When I explain strings to non-stringy physicist, I often start out by stating that a string is like a rubber band and has a potential energy which is proportional to its length (like a 'relativistic Hook law'). Then, all you have to do is to covariantize this statement and you arrive at the Nambu Goto action.

You can, of course read this backwards: A string with potential energy E has a length proportional to E. Now, you can often read this as an explanation of why hard string scattering behaves much better than hard scattering of particles: At high energies, the strings in fact expand and thus the interaction delocalizes.

This, however, is only semi-true: I would think of what you have in hard scattering are strings which have been accelerated so that they have large centre of mass energy. But the centre of mass energy is decoupled from the internal energy of the oscillators and thus a boosted short string will still be short although it has large (kinetic) energy. On the other hand, you can have a long string with zero kinetic energy which just happens to be very heavy. So, in general, heavy strings are long, not fast ones.

So far, this is just kinematics, but can we see this in practice? What happens to a string that runs through a linear accelerator? So, the set-up would look as follows: You start with a string which is in a low mass state which is charged under some U(1) (maybe in a KK type theory, D-branes are welcome as well). Now it feels a electric field strength (of some cavity say). This electric field is a condensate of low energy (given by the normal frequency of the cavity) photons. So, you have to compute the scattering of the string with lots and lots of low energy strings in the vector field state.
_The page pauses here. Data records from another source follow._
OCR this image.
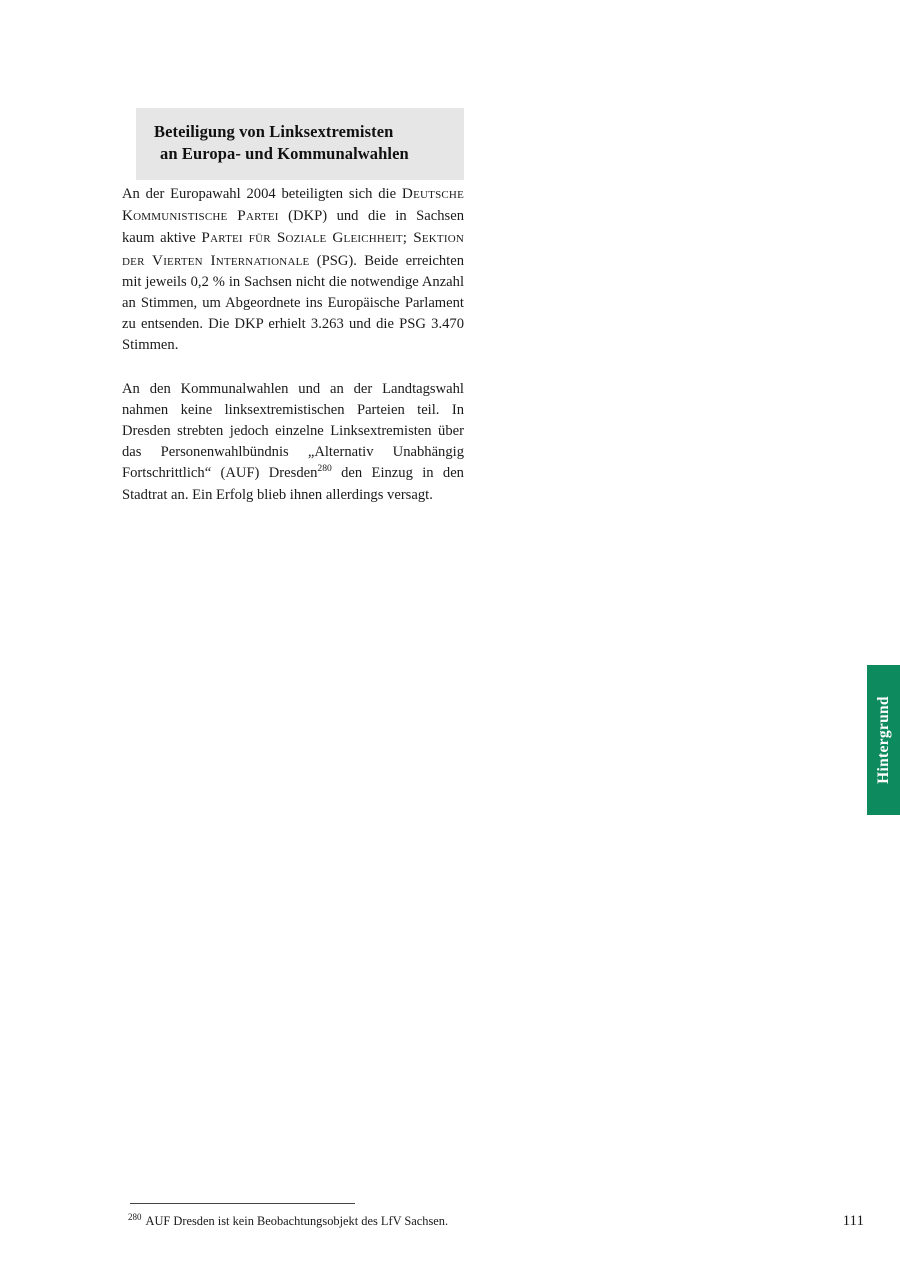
Beteiligung von Linksextremisten
an Europa- und Kommunalwahlen

An der Europawahl 2004 beteiligten sich die Deutsche Kommunistische Partei (DKP) und die in Sachsen kaum aktive Partei für Soziale Gleichheit; Sektion der Vierten Internationale (PSG). Beide erreichten mit jeweils 0,2 % in Sachsen nicht die notwendige Anzahl an Stimmen, um Abgeordnete ins Europäische Parlament zu entsenden. Die DKP erhielt 3.263 und die PSG 3.470 Stimmen.

An den Kommunalwahlen und an der Landtagswahl nahmen keine linksextremistischen Parteien teil. In Dresden strebten jedoch einzelne Linksextremisten über das Personenwahlbündnis „Alternativ Unabhängig Fortschrittlich“ (AUF) Dresden$^{280}$ den Einzug in den Stadtrat an. Ein Erfolg blieb ihnen allerdings versagt.

Hintergrund
$^{280}$ AUF Dresden ist kein Beobachtungsobjekt des LfV Sachsen.	111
Question: Even if the individual photon has energy much less than 1/sqrt(alpha'), does this scattering excite any of the higher oscillator modes (which make the string grow)? A Feynman diagram would look somewhat like


e----x-----x-----x-----x- ... -x-----h
| | | | ... |
A A A A A

where e is the charged low energy state, A is the gauge field and h is a heavy state. Has this been done before?

2 comments:

Sabine Hossenfelder said...

But the centre of mass energy is decoupled from the internal energy of the oscillators and thus a boosted short string will still be short although it has large (kinetic) energy.

I am not sure I get the point here. If you look at the center of mass energy, it doesn't depend on the boost. Also, the extension of the string grows with the energy, see e.g. Gross and Mende, Nucl. Phys. B 303, 407 (1988).

Robert said...

Maybe my words were not well picked. I mean "the (kinetic) energy of the centre of mass" rather than "the energy in the centre of mass frame". The latter is what I called "the internal energy" or "the energy of the oscillators" and my whole point is that it is constant under a boost. But the latter is also what determines the geometric size of the string.

Re the classic Gross Mende paper: Their figure 3 shows the geometry of the saddle point that dominates high energy scattering. One can see that in the tips, the size of the strings grows before they collide.

This looks to me as if the occupation number of the first oscillator <alpha_1 alpha_(-1)> grows with target space time. How does this work from the Hamiltonian perspective?